Cut the tree to give four clusters and replot the data coloring the points by cluster. k is the desired number of clusters.


   rhc_def_4 = cutree(ruspini_hc_defaults,k=4)
    plot(ruspini, pch=20, asp=1, col=rhc_def_4)

Ruspini data - first clustering (opens new window)

This clustering is a little odd.
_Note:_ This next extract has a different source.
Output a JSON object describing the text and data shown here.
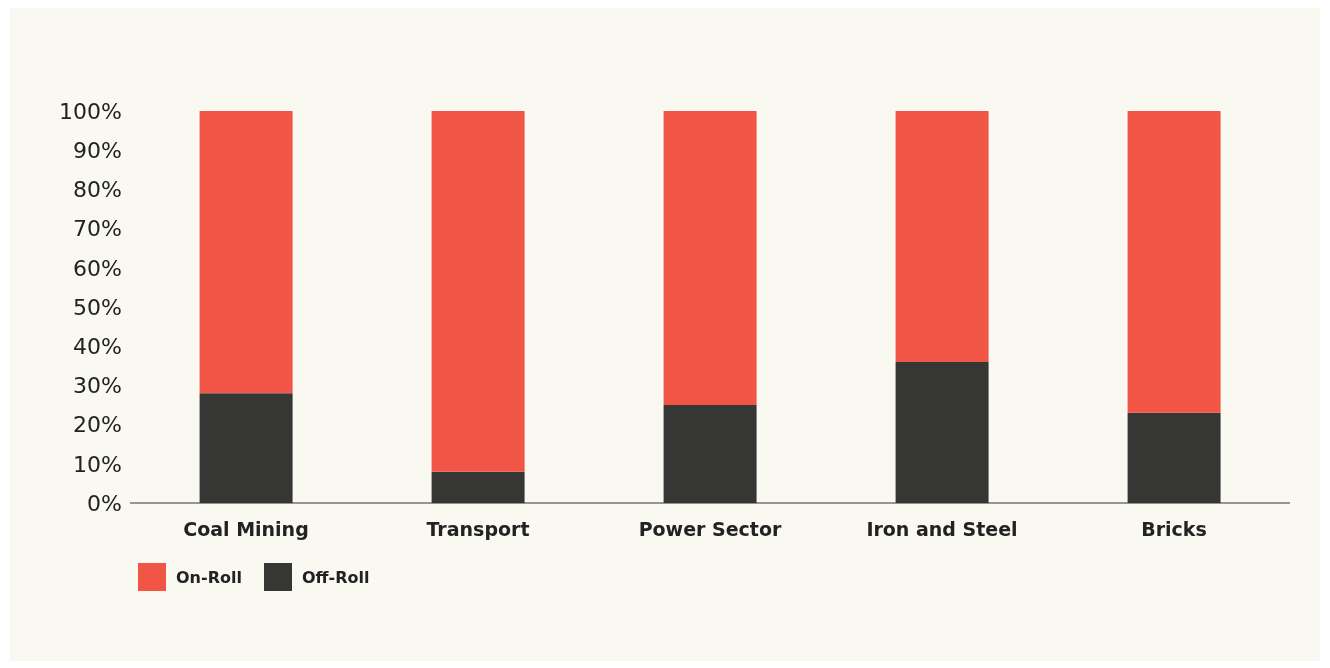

We can get a better clustering by scaling the data first.


   scaled_ruspini_hc_defaults = hclust(dist(scale(ruspini)))
    srhc_def_4 = cutree(scaled_ruspini_hc_defaults,4)
    plot(ruspini, pch=20, asp=1, col=srhc_def_4)

Scaled Ruspini data - clustered (opens new window)

The default dissimilarity measure for comparing clusters is "complete". You can specify a different measure with the method parameter.


   ruspini_hc_single = hclust(dist(ruspini), method="single")

# Example 2 - hclust and outliers

With hierarchical clustering, outliers often show up as one-point clusters.

Generate three Gaussian distributions to illustrate the effect of outliers.


   set.seed(656)
    x = c(rnorm(150, 0, 1), rnorm(150,9,1), rnorm(150,4.5,1))
    y = c(rnorm(150, 0, 1), rnorm(150,0,1), rnorm(150,5,1))
    XYdf = data.frame(x,y)
    plot(XYdf, pch=20)

Test Data (opens new window)

Build the cluster structure, split it into three cluster.


   XY_sing = hclust(dist(XYdf), method="single")
    XYs3 = cutree(XY_sing,k=3)
    table(XYs3)
    XYs3
      1   2   3 
    448   1   1 

hclust found two outliers and put everything else into one big cluster. To get the "real" clusters, you may need to set k higher.


   XYs6 = cutree(XY_sing,k=6)
    table(XYs6)
    XYs6
      1   2   3   4   5   6 
    148 150   1 149   1   1 
    plot(XYdf, pch=20, col=XYs6)

Test data clustered - 3 Outliers & 3 large clusters (opens new window)

This StackOverflow post (opens new window) has some guidance on how to pick the number of clusters, but be aware of this behavior in hierarchical clustering.

# Remarks

Besides hclust, other methods are available, see the CRAN Package View on Clustering (opens new window).